When he pulled away at last, he felt the tears on his own face – the first tears for a loss that seemed deeper with every passing hour; a loss he had thought he’d been prepared for but now discovered to be so much more profound than he’d expected. She wiped them away for him and he saw tears in Honey’s eyes, too.

But he also saw hope. He saw the love they shared, reflected in her eyes. He saw their future together and the life they were building, piece by piece. He remembered their loyal friends, who formed a family stronger than the ties of blood.

I am not alone.

That one thought echoed around and around in his head. Not alone.

Not the long-ago teenager, whose parents had died and who lived on the streets of New York. Not the rebel, who so desperately wanted somewhere to belong, but didn’t like the place he had landed. Not even the troubled young man, who struggled to be happy in a relationship he wanted, but which had taken a path not of his choosing. All of those things were his past, but not his future.

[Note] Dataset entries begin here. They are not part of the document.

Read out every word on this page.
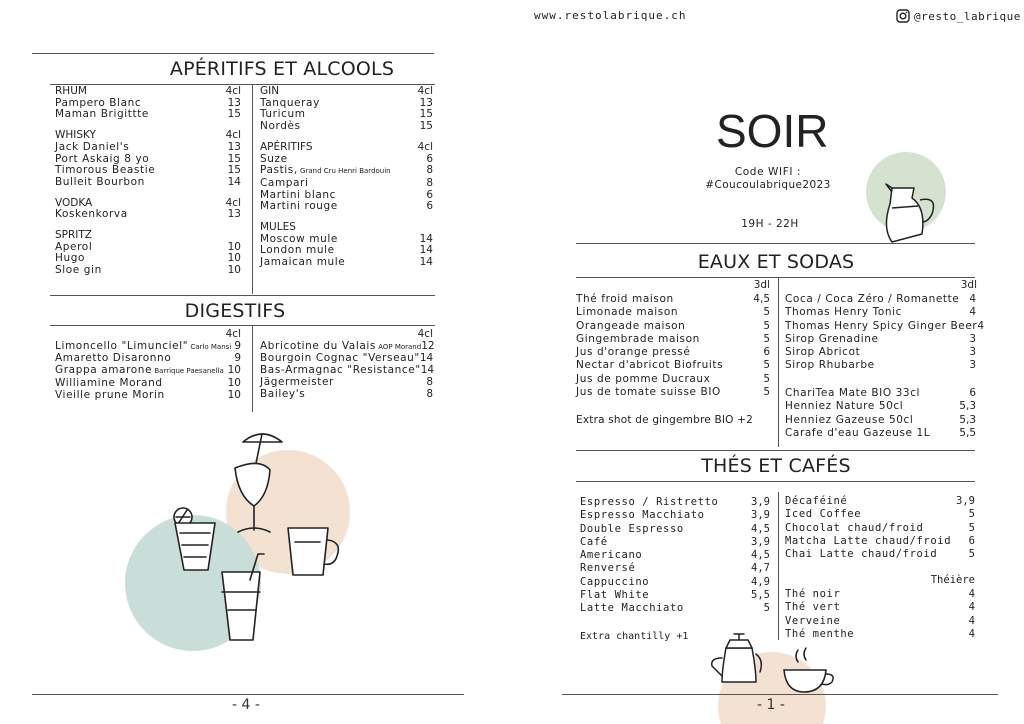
www.restolabrique.ch	@resto_labrique
APÉRITIFS ET ALCOOLS
RHUM	4cl
Pampero Blanc	13
Maman Brigittte	15
WHISKY	4cl
Jack Daniel's	13
Port Askaig 8 yo	15
Timorous Beastie	15
Bulleit Bourbon	14
VODKA	4cl
Koskenkorva	13
SPRITZ
Aperol	10
Hugo	10
Sloe gin	10
GIN	4cl
Tanqueray	13
Turicum	15
Nordès	15
APÉRITIFS	4cl
Suze	6
Pastis, Grand Cru Henri Bardouin	8
Campari	8
Martini blanc	6
Martini rouge	6
MULES
Moscow mule	14
London mule	14
Jamaican mule	14
DIGESTIFS
4cl
Limoncello "Limunciel" Carlo Mansi 9
Amaretto Disaronno	9
Grappa amarone Barrique Paesanella 10
Williamine Morand	10
Vieille prune Morin	10
4cl
Abricotine du Valais AOP Morand 12
Bourgoin Cognac "Verseau" 14
Bas-Armagnac "Resistance" 14
Jägermeister	8
Bailey's	8
- 4 -
SOIR
Code WIFI :
#Coucoulabrique2023
19H - 22H
EAUX ET SODAS
3dl
Thé froid maison	4,5
Limonade maison	5
Orangeade maison	5
Gingembrade maison	5
Jus d'orange pressé	6
Nectar d'abricot Biofruits	5
Jus de pomme Ducraux	5
Jus de tomate suisse BIO	5
Extra shot de gingembre BIO +2
3dl
Coca / Coca Zéro / Romanette 4
Thomas Henry Tonic	4
Thomas Henry Spicy Ginger Beer 4
Sirop Grenadine	3
Sirop Abricot	3
Sirop Rhubarbe	3
ChariTea Mate BIO 33cl	6
Henniez Nature 50cl	5,3
Henniez Gazeuse 50cl	5,3
Carafe d'eau Gazeuse 1L	5,5
THÉS ET CAFÉS
Espresso / Ristretto	3,9
Espresso Macchiato	3,9
Double Espresso	4,5
Café	3,9
Americano	4,5
Renversé	4,7
Cappuccino	4,9
Flat White	5,5
Latte Macchiato	5
Extra chantilly +1
Décaféiné	3,9
Iced Coffee	5
Chocolat chaud/froid	5
Matcha Latte chaud/froid 6
Chai Latte chaud/froid	5
Théière
Thé noir	4
Thé vert	4
Verveine	4
Thé menthe	4
- 1 -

A sense of peace washed over him and he knew he had been right to come here today, to see this place with his own eyes, to hear the shushing sound of the waves, the whistle of the breeze and the call of sea birds; to feel the wind against his skin and taste the salt that it carried.

He pulled Honey closer again for another kiss, shorter this time, as the wind was picking up. Then, with one last backward glance at the water, now shadowed by approaching rain, he led her back to the car, hand in hand.

Honey was right: they would return here one day. And it would hurt, but not as much as it did now; he’d endured enough losses to know that with a certainty. In the meantime, life would go on, like it always did.

They got into the car as the first drops of stinging rain fell, driven almost horizontal by the wind. Honey shivered and wrapped her arms around herself. Dan smiled at her, turned up the heat and pulled out of the parking space, away from this place with its haunting remembrance of loss, and headed back to their home.